Originally Posted by mrsenim
But I am still confused about multiplying the two combination that is
$10c_5 \times 5c_3$ to calculate the total number of group matches.

Could you please provide some link or documentation which clarifies this concept in detail?

What about Rule of product - Wikipedia, the free encyclopedia
• Apr 6th 2010, 03:43 AM
Hi mrsenim,

but here's a way to view it.

It's easier to understand with small groups.

Let's say we pick groups of 3 and 2 from a total of 6.

There are $6c_2=15$ ways to pick 2.

Label these groups A, B, C, D, E, F, G, H, I, J, K, L, M, N, O.

Now take group A.
Having chosen the 2, there are 4 remaining from which to choose another different group of 2.

The second pair can be chosen in $4c_2=6$ ways.

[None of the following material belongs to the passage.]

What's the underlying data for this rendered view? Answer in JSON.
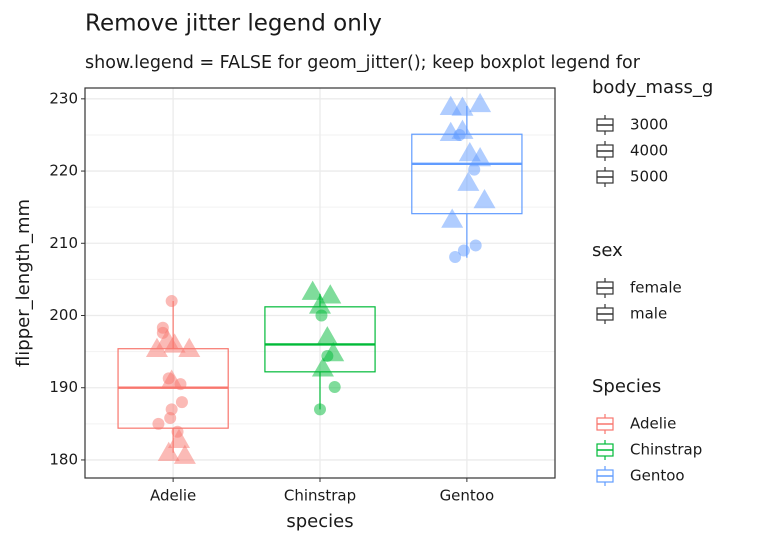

Label these groups U, V, W, X, Y, Z.

Group A may be paired with any of the groups U, V, W, X, Y, Z.
That's 6 pairings containing group A.

If we take the group B, we can form another 6 groups from the 4 remaining
after the 2 people in group B have been chosen.

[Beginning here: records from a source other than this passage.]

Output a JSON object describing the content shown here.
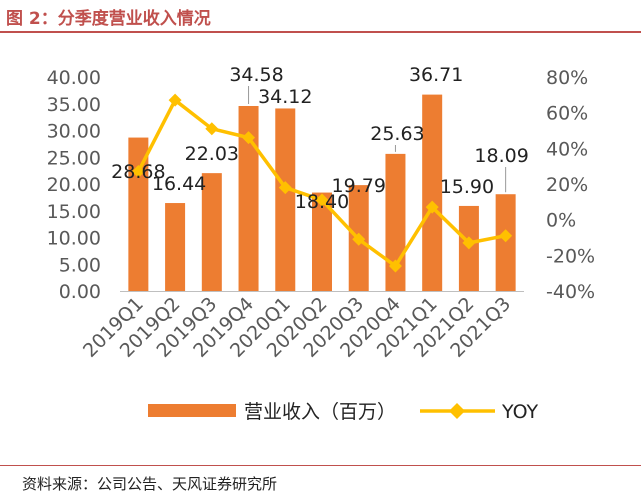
{
  "figure_title": "图 2：分季度营业收入情况",
  "source": "资料来源：公司公告、天风证券研究所",
  "colors": {
    "bar": "#ED7D31",
    "line": "#FFC000",
    "accent": "#c0504d"
  },
  "chart_data": {
    "type": "bar",
    "categories": [
      "2019Q1",
      "2019Q2",
      "2019Q3",
      "2019Q4",
      "2020Q1",
      "2020Q2",
      "2020Q3",
      "2020Q4",
      "2021Q1",
      "2021Q2",
      "2021Q3"
    ],
    "series": [
      {
        "name": "营业收入（百万）",
        "type": "bar",
        "axis": "left",
        "values": [
          28.68,
          16.44,
          22.03,
          34.58,
          34.12,
          18.4,
          19.79,
          25.63,
          36.71,
          15.9,
          18.09
        ],
        "labels": [
          "28.68",
          "16.44",
          "22.03",
          "34.58",
          "34.12",
          "18.40",
          "19.79",
          "25.63",
          "36.71",
          "15.90",
          "18.09"
        ]
      },
      {
        "name": "YOY",
        "type": "line",
        "axis": "right",
        "values": [
          0.27,
          0.67,
          0.51,
          0.46,
          0.18,
          0.11,
          -0.11,
          -0.26,
          0.07,
          -0.13,
          -0.09
        ]
      }
    ],
    "yleft": {
      "min": 0,
      "max": 40,
      "ticks": [
        "0.00",
        "5.00",
        "10.00",
        "15.00",
        "20.00",
        "25.00",
        "30.00",
        "35.00",
        "40.00"
      ]
    },
    "yright": {
      "min": -0.4,
      "max": 0.8,
      "ticks": [
        "-40%",
        "-20%",
        "0%",
        "20%",
        "40%",
        "60%",
        "80%"
      ]
    },
    "grid": false,
    "legend": "bottom"
  }
}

Same for the other groups C to O.
Hence, there are 6 pairings 15 times.

Therefore there are (15)(6) pairings.

This is $\binom{6}{2}\binom{4}{2}$
• Apr 6th 2010, 10:14 PM
mrsenim
Quote:

Hi mrsenim,

Same for the other groups C to O.
Hence, there are 6 pairings 15 times.

Therefore there are (15)(6) pairings.

This is $\binom{6}{2}\binom{4}{2}$

ohh! ok. Thank you Archie Meade, it's clear now.